Because my uncle kept to himself, much like I do (even as I blog to the universe). That was one of those intangibles, rather than the obvious things like our fondness for books, that caused family members to remark on our similarities.
For all the phone time we logged, especially in my 20s, I’m rather vague about his history. Life started in Nebraska, and after her husband left, my grandmother left her kids with family members while she went to wartime Washington, D.C., to earn a living. There she met my grandpa, and after retrieving the children they moved to Monte Vista, Colorado, where my uncle and mother grew up.
My uncle went to the Colorado School of Mines in Golden, about four hours away from home. One time he tried to make it home in a snowstorm, and slid off the road in South Park. He ended up bundled by the fireplace in a Fairplay hotel, and that may have been the moment he decided he was not about to spend his life in a snow-ridden place like Colorado.
He went to California, the Bay Area, where he spent many of his years. At one point he owned a bookstore — those were the glorious days when he sent Terri and me the entire series of the Three Investigators, a collection I still have and still enjoy re-reading, although I doubt they play well for today’s kids, who don’t understand having to leave chalk trails to be located and not being able to broadcast your searches on social media.
The bookstore, alas, wasn’t terribly lucrative but for the discount on personal books, so he either went back to or took up a job as a technical editor for the Lawrence Livermore Lab in Livermore, Calif. The only shame in this is that he was my maternal uncle, not paternal, so his name wasn’t Livermore.

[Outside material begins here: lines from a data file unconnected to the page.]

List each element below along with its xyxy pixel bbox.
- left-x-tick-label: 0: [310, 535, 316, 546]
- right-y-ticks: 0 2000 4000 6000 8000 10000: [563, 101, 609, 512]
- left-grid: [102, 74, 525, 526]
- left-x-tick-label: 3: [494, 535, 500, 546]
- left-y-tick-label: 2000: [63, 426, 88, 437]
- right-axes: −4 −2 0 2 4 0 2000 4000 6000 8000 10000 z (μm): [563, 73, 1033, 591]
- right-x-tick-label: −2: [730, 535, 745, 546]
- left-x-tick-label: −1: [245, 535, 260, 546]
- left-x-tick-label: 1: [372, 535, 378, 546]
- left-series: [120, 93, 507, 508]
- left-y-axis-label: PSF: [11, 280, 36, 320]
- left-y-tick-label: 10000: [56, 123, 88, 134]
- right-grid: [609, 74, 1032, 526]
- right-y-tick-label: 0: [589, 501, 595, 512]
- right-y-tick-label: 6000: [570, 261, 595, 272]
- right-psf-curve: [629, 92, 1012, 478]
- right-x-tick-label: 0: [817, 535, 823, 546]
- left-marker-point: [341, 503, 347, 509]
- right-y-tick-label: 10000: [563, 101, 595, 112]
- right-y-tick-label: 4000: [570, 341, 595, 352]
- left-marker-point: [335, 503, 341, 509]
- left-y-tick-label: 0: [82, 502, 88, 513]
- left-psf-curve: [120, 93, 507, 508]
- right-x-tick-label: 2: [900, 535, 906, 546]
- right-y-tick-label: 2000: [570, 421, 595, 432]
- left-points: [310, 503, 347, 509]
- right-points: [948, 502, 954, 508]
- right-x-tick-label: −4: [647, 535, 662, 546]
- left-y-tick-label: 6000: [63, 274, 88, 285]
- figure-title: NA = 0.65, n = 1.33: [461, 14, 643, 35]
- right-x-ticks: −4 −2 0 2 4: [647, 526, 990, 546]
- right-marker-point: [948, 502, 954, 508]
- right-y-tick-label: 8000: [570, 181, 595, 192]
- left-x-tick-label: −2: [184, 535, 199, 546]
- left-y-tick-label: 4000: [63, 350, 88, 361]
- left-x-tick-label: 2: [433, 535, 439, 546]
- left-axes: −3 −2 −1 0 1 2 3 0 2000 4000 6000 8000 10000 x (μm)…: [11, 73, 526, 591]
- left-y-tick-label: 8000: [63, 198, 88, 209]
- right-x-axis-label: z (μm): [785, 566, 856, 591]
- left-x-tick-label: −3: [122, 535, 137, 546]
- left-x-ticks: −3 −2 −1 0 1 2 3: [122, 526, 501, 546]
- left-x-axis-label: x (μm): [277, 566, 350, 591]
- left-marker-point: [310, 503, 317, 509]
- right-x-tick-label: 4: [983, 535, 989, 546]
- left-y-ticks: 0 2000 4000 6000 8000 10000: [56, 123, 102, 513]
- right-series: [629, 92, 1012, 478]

He also didn’t live in Livermore until later, commuting for many years clear around the Bay from Palo Alto in a lifestyle I really couldn’t imagine. He became quite the champion of Honda cars for their gas mileage. Then, when the same internet that doomed my Three Investigators came along, it opened up a world of possibility for my uncle, who conducted what could have been one of the medium’s first internet romances with the woman who is now my aunt.
My uncle, jilted (I’m told) in college by a woman who left him for the Catholic Church, waited longer than most to find his true love, but he has been amply rewarded ever since in his life with Nancy, who not only loves him, but also his penchant for cats. They currently have seven, and I’m not sure if that includes the feral Senor Tomas who lives out back and hisses when anyone comes near but still expects his food to be provided.
Nancy and Jerry decided, to the perplexion of many, that they would prefer Lincoln, Nebraska, over California, so after retiring from technical editing he also pulled away from the coast, back to America’s Heartland where he probably remembered more fondly than any of us realized those early days before his family broke apart.
There he lived with his wife and his cats, until early this year, when dementia took hold. It had probably been a long time coming, but it arrived with the full force of the trains he was fond of, sending him to assisted living, where he didn’t want to go unless Nancy and the cats could come too. But they couldn’t even come visit, due to covid, so the telephone became his lifeline to his wife and sister, although he was having a lot of hallucinations and they had to try to parse out what was real and what was taking place only in his failing temporal lobes as he talked to them.
This week, a bladder infection turned septic, and now a staph infection is raging unchecked. Bearing in mind Uncle Jerry’s stated wishes, Nancy decided, as he lost the ability to swallow, to enroll him in hospice two days ago.
While not unforeseen, it’s still a gut check, these final days for the uncle who rarely came to visit (all that Colorado snow) but who sent marvelous gifts: the Crazy Wheel, the mysterious chemistry set for Terri, the 35-millimeter single-lens reflex camera for me, and the books, especially that mother lode of an entire series all at once . . . the uncle who gave me, the one so much like him, the gift of conversation, sharing moments of his closely-held life.
It is just sad, that’s all. And harder than I expected.